Cursor released version 3.8 on June 18, shipping a plain-language /automate skill, a Slack emoji trigger, five new GitHub event triggers, and computer-use support for cloud agents.

Cursor 3.8 adds /automate skill and six new triggers for cloud automation sessions

Version 3.8 landed on June 18 as Cursor's most substantial Automations update yet. At the center is a new /automate skill that takes a plain-language description of a task and builds the automation configuration automatically, per the Cursor changelog.

What shipped

Previously, setting up an automation in Cursor required manually selecting triggers, writing instructions, and configuring tools. The /automate skill replaces that assembly process: type what you want to happen inside a local agent session and the system figures out the rest.

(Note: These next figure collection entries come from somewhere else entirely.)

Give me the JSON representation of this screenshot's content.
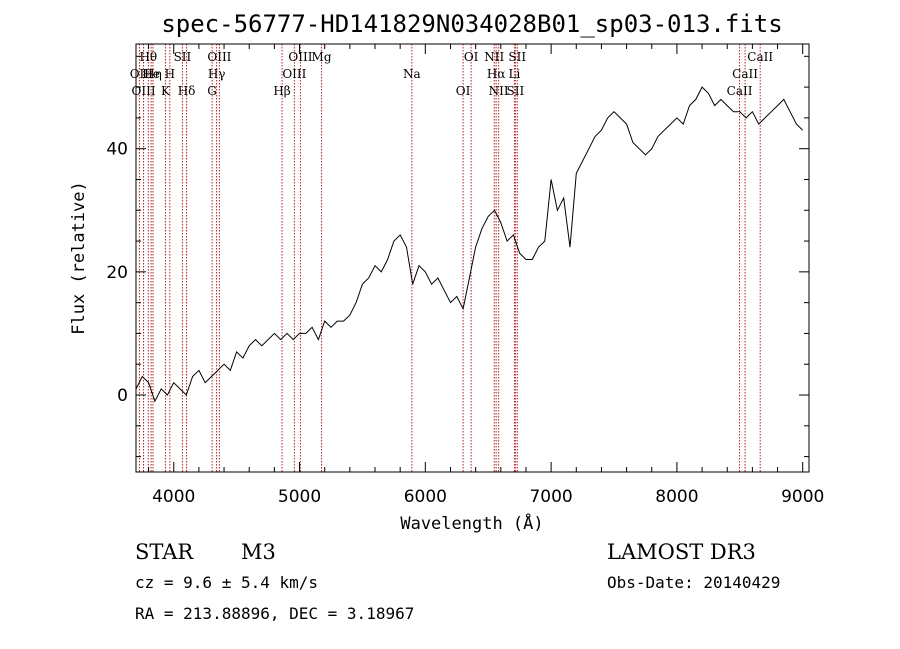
{
  "chart_data": {
    "type": "line",
    "title": "spec-56777-HD141829N034028B01_sp03-013.fits",
    "xlabel": "Wavelength (Å)",
    "ylabel": "Flux (relative)",
    "xlim": [
      3700,
      9050
    ],
    "ylim": [
      -12.5,
      57
    ],
    "xticks": [
      4000,
      5000,
      6000,
      7000,
      8000,
      9000
    ],
    "xtick_labels": [
      "4000",
      "5000",
      "6000",
      "7000",
      "8000",
      "9000"
    ],
    "yticks": [
      0,
      20,
      40
    ],
    "ytick_labels": [
      "0",
      "20",
      "40"
    ],
    "series": [
      {
        "name": "spectrum",
        "x": [
          3700,
          3750,
          3800,
          3850,
          3900,
          3950,
          4000,
          4050,
          4100,
          4150,
          4200,
          4250,
          4300,
          4350,
          4400,
          4450,
          4500,
          4550,
          4600,
          4650,
          4700,
          4750,
          4800,
          4850,
          4900,
          4950,
          5000,
          5050,
          5100,
          5150,
          5200,
          5250,
          5300,
          5350,
          5400,
          5450,
          5500,
          5550,
          5600,
          5650,
          5700,
          5750,
          5800,
          5850,
          5900,
          5950,
          6000,
          6050,
          6100,
          6150,
          6200,
          6250,
          6300,
          6350,
          6400,
          6450,
          6500,
          6550,
          6600,
          6650,
          6700,
          6750,
          6800,
          6850,
          6900,
          6950,
          7000,
          7050,
          7100,
          7150,
          7200,
          7250,
          7300,
          7350,
          7400,
          7450,
          7500,
          7550,
          7600,
          7650,
          7700,
          7750,
          7800,
          7850,
          7900,
          7950,
          8000,
          8050,
          8100,
          8150,
          8200,
          8250,
          8300,
          8350,
          8400,
          8450,
          8500,
          8550,
          8600,
          8650,
          8700,
          8750,
          8800,
          8850,
          8900,
          8950,
          9000
        ],
        "y": [
          1,
          3,
          2,
          -1,
          1,
          0,
          2,
          1,
          0,
          3,
          4,
          2,
          3,
          4,
          5,
          4,
          7,
          6,
          8,
          9,
          8,
          9,
          10,
          9,
          10,
          9,
          10,
          10,
          11,
          9,
          12,
          11,
          12,
          12,
          13,
          15,
          18,
          19,
          21,
          20,
          22,
          25,
          26,
          24,
          18,
          21,
          20,
          18,
          19,
          17,
          15,
          16,
          14,
          19,
          24,
          27,
          29,
          30,
          28,
          25,
          26,
          23,
          22,
          22,
          24,
          25,
          35,
          30,
          32,
          24,
          36,
          38,
          40,
          42,
          43,
          45,
          46,
          45,
          44,
          41,
          40,
          39,
          40,
          42,
          43,
          44,
          45,
          44,
          47,
          48,
          50,
          49,
          47,
          48,
          47,
          46,
          46,
          45,
          46,
          44,
          45,
          46,
          47,
          48,
          46,
          44,
          43
        ]
      }
    ],
    "lines": [
      {
        "name": "Hθ",
        "wavelength": 3798
      },
      {
        "name": "OII",
        "wavelength": 3727
      },
      {
        "name": "OIII",
        "wavelength": 3760
      },
      {
        "name": "He",
        "wavelength": 3820
      },
      {
        "name": "Hη",
        "wavelength": 3835
      },
      {
        "name": "K",
        "wavelength": 3934
      },
      {
        "name": "SII",
        "wavelength": 4069
      },
      {
        "name": "H",
        "wavelength": 3969
      },
      {
        "name": "Hδ",
        "wavelength": 4102
      },
      {
        "name": "OIII",
        "wavelength": 4363
      },
      {
        "name": "Hγ",
        "wavelength": 4341
      },
      {
        "name": "G",
        "wavelength": 4305
      },
      {
        "name": "OIII",
        "wavelength": 5007
      },
      {
        "name": "OIII",
        "wavelength": 4959
      },
      {
        "name": "Hβ",
        "wavelength": 4861
      },
      {
        "name": "Mg",
        "wavelength": 5175
      },
      {
        "name": "Na",
        "wavelength": 5893
      },
      {
        "name": "OI",
        "wavelength": 6300
      },
      {
        "name": "OI",
        "wavelength": 6364
      },
      {
        "name": "Hα",
        "wavelength": 6563
      },
      {
        "name": "SII",
        "wavelength": 6716
      },
      {
        "name": "NII",
        "wavelength": 6548
      },
      {
        "name": "Li",
        "wavelength": 6708
      },
      {
        "name": "NII",
        "wavelength": 6583
      },
      {
        "name": "SII",
        "wavelength": 6731
      },
      {
        "name": "CaII",
        "wavelength": 8542
      },
      {
        "name": "CaII",
        "wavelength": 8498
      },
      {
        "name": "CaII",
        "wavelength": 8662
      }
    ],
    "line_color": "#b22222"
  },
  "info": {
    "class": "STAR",
    "subclass": "M3",
    "survey": "LAMOST DR3",
    "cz": "cz = 9.6 ± 5.4 km/s",
    "obs_date": "Obs-Date: 20140429",
    "coords": "RA = 213.88896, DEC =    3.18967"
  }
}
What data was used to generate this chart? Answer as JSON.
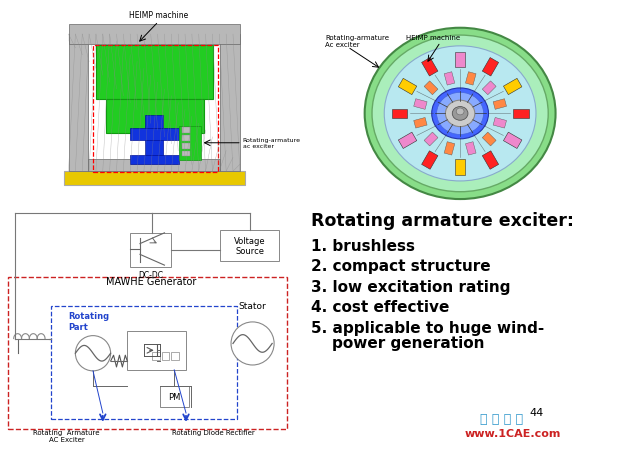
{
  "bg_color": "#ffffff",
  "title_text": "Rotating armature exciter:",
  "bullet_texts": [
    "1. brushless",
    "2. compact structure",
    "3. low excitation rating",
    "4. cost effective",
    "5. applicable to huge wind-",
    "    power generation"
  ],
  "page_number": "44",
  "watermark_cn": "仿 真 在 线",
  "watermark_url": "www.1CAE.com",
  "top_left_label": "HEIMP machine",
  "rotating_arm_label": "Rotating-armature\nac exciter",
  "top_right_label1": "Rotating-armature",
  "top_right_label2": "Ac exciter",
  "top_right_label3": "HEIMP machine",
  "dc_dc": "DC-DC",
  "mawhe": "MAWHE Generator",
  "voltage_source": "Voltage\nSource",
  "rotating_part": "Rotating\nPart",
  "stator_lbl": "Stator",
  "pm_lbl": "PM",
  "ac_exciter_lbl": "Rotating  Armature\nAC Exciter",
  "diode_lbl": "Rotating Diode Rectifier"
}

Six new trigger types also shipped in 3.8.

On the Slack side, reacting to any message with a designated emoji now starts an automation tied to that message. Teams can route work directly from chat without context-switching into a separate task tracker or IDE.

GitHub coverage expanded by five event types: issue comments on non-PR issues, inline PR review comments, PR review submissions, review thread status changes (resolved or unresolved), and workflow-run completions. New marketplace templates pair with these triggers for patterns teams run constantly, including triaging failed GitHub Actions builds and auto-fixing reviewer comments.

Computer use is now on by default for all cloud agents in Automations. Per the changelog, agents can produce demos and artifacts of their work. Smaller additions in the release include automations that save in incomplete states without losing data, a default option to open a PR without specifying one manually, and support for deleting memory files.

Why it matters

Before /automate, the configuration overhead in Cursor Automations kept the feature mostly inside the hands of developers who had already studied the trigger model. Plain-language setup changes that. A developer who has never built a Cursor automation can now describe an outcome and have the IDE produce a working starting point.

The GitHub trigger set is the more tactically significant addition for larger engineering teams. A cloud agent can now watch for a failed CI run, attempt a fix, and open a PR, completing a cycle with no human intervention at any step. Pair that with the Slack emoji trigger and the same loop can be kicked off by a product manager reacting to a Slack message, without ever opening the IDE.

What to watch next

No plan-level breakdown accompanied the 3.8 launch. Whether /automate and computer-use defaults are gated to Business subscribers or available to all paid plans will shape how broadly the new capabilities roll out. Cursor's docs and pricing page are the place to check for tier-specific access details.